- Fern Tree
- Coordinates: 42°55′27″S 147°15′40″E﻿ / ﻿42.92417°S 147.26111°E
- Population: 763 (2021 census)
- • Density: 84.3/km^{2} (218/sq mi)
- Postcode(s): 7054
- Area: 7.9 km^{2} (3.1 sq mi)
- Location: 9 km (6 mi) SW of Hobart
- LGA(s): City of Hobart, Kingborough Council
- Region: Hobart
- State electorate(s): Clark
- Federal division(s): Clark
Suburbs around Fern Tree:
| Wellington Park | Wellington Park | South Hobart |
| Wellington Park | Fern Tree | Ridgeway |
| Neika | Kingston | Kingston |

= Fern Tree, Tasmania =

Fern Tree is a rural / residential locality in Hobart, Tasmania, Australia. The locality is about 9 km south-west of the Hobart central business district. The 2021 census recorded a population of 763 for the state suburb of Fern Tree.

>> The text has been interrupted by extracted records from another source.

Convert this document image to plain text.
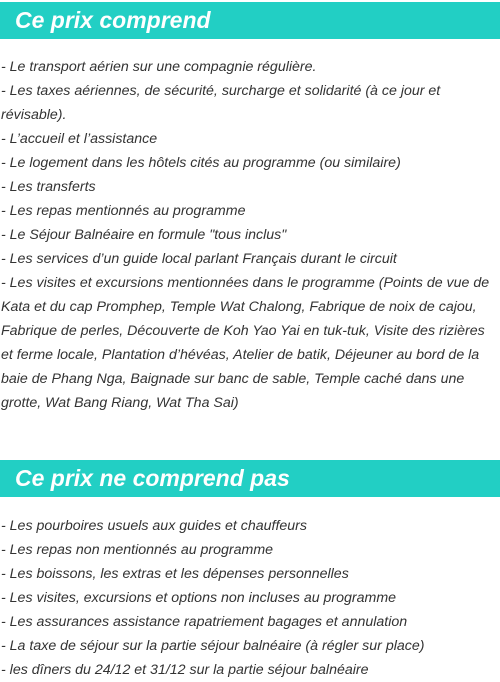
Ce prix comprend
- Le transport aérien sur une compagnie régulière.
- Les taxes aériennes, de sécurité, surcharge et solidarité (à ce jour et révisable).
- L’accueil et l’assistance
- Le logement dans les hôtels cités au programme (ou similaire)
- Les transferts
- Les repas mentionnés au programme
- Le Séjour Balnéaire en formule "tous inclus"
- Les services d’un guide local parlant Français durant le circuit
- Les visites et excursions mentionnées dans le programme (Points de vue de Kata et du cap Promphep, Temple Wat Chalong, Fabrique de noix de cajou, Fabrique de perles, Découverte de Koh Yao Yai en tuk-tuk, Visite des rizières et ferme locale, Plantation d’hévéas, Atelier de batik, Déjeuner au bord de la baie de Phang Nga, Baignade sur banc de sable, Temple caché dans une grotte, Wat Bang Riang, Wat Tha Sai)
Ce prix ne comprend pas
- Les pourboires usuels aux guides et chauffeurs
- Les repas non mentionnés au programme
- Les boissons, les extras et les dépenses personnelles
- Les visites, excursions et options non incluses au programme
- Les assurances assistance rapatriement bagages et annulation
- La taxe de séjour sur la partie séjour balnéaire (à régler sur place)
- les dîners du 24/12 et 31/12 sur la partie séjour balnéaire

It is an outlying suburb of Hobart. The name Fern Tree is adapted from the common name of the plant Dicksonia antarctica (Tasmanian tree fern), which grows abundantly in the area. Set beneath Mount Wellington, whose summit is at 1270 metres above sea level.

==History==
Fern Tree was gazetted as a locality in 1963.

It was originally a postal station on the road to the Huon Valley, and later the site through which Hobart's water supply passed. Settled from the mid 19th century, Fern Tree and its environs have always been a major recreational area for Hobart residents. Its many walking tracks (most notably the Pipeline Track) see tourists and locals alike appreciating the diverse flora and fauna.

The first Fern Tree Tavern was built in 1861 by John Hall. It was soon replaced by the Fern Tree Hotel, which was established by Alfred Totenhöfer, a Collinsvale farmer of East Prussian descent. Totenhöfer's hotel burnt down in the 1967 bushfires but was subsequently rebuilt as the modern Fern Tree Tavern.

==Geography==
Browns River forms part of the south-western boundary, while its tributaries Long Creek and Dunns Creek form parts of the south-western and north-eastern boundaries respectively.

==Road infrastructure==
Route B64 (Huon Road) runs through from north to south-west.